En el viaje de ida nos fue describiendo los barrios de vivienda pública de la era soviética que íbamos atravesando y nos explicó que, en estos momentos, los más valorados a nivel de mercado inmobiliario eran los de la época de Stalin, más grandes, bien construidos y con los techos más altos. Después, el señor Kruschev tuvo que empezar a hacer economías, y los del tiempo de Brezhnev eran directamente una porquería. En cuanto al palacio de Catalina, los nazis lo arrasaron y tardó mucho en reconstruirse. Lo hicieron los soviéticos, que no lo pudieron abrir al público hasta los sesenta. Ahora se usa para alojar jefes de Estado y hacer recepciones importantes y conferencias internacionales. Y con la misma naturalidad que nos estaba contando lo anterior, añadió que también lo usaban los oligarcas y mafiosos para sus fiestas; que Elton John había tocado para ellos al menos dos veces.

Bien, volví a mi restaurante del hotel y me tomé otra de mis sopas y un plato de pasta de buen tamaño, con medio litro de cerveza checa. Y el viernes lo dediqué a callejear por la ciudad. Visité la fortaleza de San Pedro y San Pablo, al  norte del Neva, que fue utilizada como cárcel hasta 1917 y en donde estuvieron presos, nada menos que Bakunin, Trotsky y Dostoyevski, entre otros ilustres. De allí crucé caminando a la isla Vasilyevskiy y al centro. Recorrí los lugares y los barrios que ya conocía, me senté en los almacenes Eliseus a tomarme un Ivan chai, que es el té más típico de los rusos, con un pastelito de limón, hice varias compras de souvenirs y me volví a cenar al hotel. Y el sábado, tenía vuelo por la tarde, pero debía dejar la habitación a las 12. Dejé las maletas en la recepción y me fui a caminar por la isla Vasilyevski, una zona suburbial, donde la gente circulaba ocupada haciendo compras y llevando a los niños a sus actividades deportivas de sábado.

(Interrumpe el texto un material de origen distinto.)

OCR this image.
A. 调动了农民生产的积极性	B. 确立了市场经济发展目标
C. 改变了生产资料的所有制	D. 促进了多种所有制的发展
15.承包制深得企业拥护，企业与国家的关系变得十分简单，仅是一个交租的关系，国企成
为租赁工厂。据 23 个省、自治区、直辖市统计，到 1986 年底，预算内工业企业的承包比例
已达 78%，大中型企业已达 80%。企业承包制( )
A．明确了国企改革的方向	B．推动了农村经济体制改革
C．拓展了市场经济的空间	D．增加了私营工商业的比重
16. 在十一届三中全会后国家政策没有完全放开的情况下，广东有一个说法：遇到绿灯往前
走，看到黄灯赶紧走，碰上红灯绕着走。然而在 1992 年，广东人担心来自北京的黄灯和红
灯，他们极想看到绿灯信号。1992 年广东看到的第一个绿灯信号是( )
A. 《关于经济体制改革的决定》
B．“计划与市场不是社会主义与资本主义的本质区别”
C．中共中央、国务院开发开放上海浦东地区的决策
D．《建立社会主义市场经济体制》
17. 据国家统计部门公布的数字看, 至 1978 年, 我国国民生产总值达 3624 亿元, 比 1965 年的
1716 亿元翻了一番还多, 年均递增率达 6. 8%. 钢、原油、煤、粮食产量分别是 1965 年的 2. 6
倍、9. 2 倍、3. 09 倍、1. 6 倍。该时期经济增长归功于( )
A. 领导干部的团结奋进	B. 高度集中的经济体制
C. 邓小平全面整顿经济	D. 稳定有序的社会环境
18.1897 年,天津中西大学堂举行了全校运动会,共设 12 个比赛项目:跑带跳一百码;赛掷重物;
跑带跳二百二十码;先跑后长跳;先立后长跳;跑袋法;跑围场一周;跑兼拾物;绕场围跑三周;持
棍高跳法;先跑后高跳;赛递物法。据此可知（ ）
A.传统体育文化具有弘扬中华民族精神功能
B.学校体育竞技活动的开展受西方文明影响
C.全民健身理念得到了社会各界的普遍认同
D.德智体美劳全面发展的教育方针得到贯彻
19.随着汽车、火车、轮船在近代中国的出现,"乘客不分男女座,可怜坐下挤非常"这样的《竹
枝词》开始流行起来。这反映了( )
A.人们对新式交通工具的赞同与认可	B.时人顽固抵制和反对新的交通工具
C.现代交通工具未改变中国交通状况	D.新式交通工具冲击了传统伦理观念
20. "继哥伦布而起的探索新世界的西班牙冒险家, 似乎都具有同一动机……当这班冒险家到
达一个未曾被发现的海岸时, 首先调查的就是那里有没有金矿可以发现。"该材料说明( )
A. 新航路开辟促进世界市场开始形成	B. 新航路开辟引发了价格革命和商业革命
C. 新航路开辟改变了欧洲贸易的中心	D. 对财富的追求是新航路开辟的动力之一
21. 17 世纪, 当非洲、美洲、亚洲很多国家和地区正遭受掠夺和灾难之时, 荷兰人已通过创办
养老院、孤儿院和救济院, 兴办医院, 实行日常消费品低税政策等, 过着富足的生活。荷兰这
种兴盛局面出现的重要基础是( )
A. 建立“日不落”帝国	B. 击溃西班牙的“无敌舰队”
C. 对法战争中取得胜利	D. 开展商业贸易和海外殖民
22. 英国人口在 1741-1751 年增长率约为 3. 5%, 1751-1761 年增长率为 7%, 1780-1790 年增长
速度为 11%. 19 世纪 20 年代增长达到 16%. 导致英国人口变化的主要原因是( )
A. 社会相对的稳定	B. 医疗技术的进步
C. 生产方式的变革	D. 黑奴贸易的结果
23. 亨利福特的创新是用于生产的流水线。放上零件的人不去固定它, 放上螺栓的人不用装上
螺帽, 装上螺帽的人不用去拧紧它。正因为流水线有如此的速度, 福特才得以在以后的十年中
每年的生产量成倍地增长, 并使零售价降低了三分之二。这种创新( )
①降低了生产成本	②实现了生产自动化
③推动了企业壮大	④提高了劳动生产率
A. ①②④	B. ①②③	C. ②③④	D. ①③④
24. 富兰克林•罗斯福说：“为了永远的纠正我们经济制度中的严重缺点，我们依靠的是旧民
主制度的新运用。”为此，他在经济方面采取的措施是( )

Me tomé el último té en una terraza frente al Neva y regresé. A las 14.30, como un clavo, me esperaba en la puerta un taxi contratado por Svetlana el día antes. Mi amiga me explicó que ya no me podía poner a una azafata que me acompañara, porque el congreso se había acabado y el contrato de las chicas también. Y añadió que, si tenía el menor problema, la llamara al móvil y la pasara con el conductor para que le cantara las cuarenta. No fue necesario y llegué al aeropuerto, donde hube de pasar cuatro controles de seguridad antes de llegar a la zona impersonal de todos los aeropuertos, con tiempo de tomarme un bocata con una Heineken. La escala, esta vez en Ámsterdam, fue sin ningún problema y llegué de anochecida a Madrid. Tal vez en unos días les resuma algunas conclusiones e impresiones generales sobre Rusia. Entre tanto, que pasen un buen fin de semana. Les dejo con las fotos prometidas de la gran Cena de Gala.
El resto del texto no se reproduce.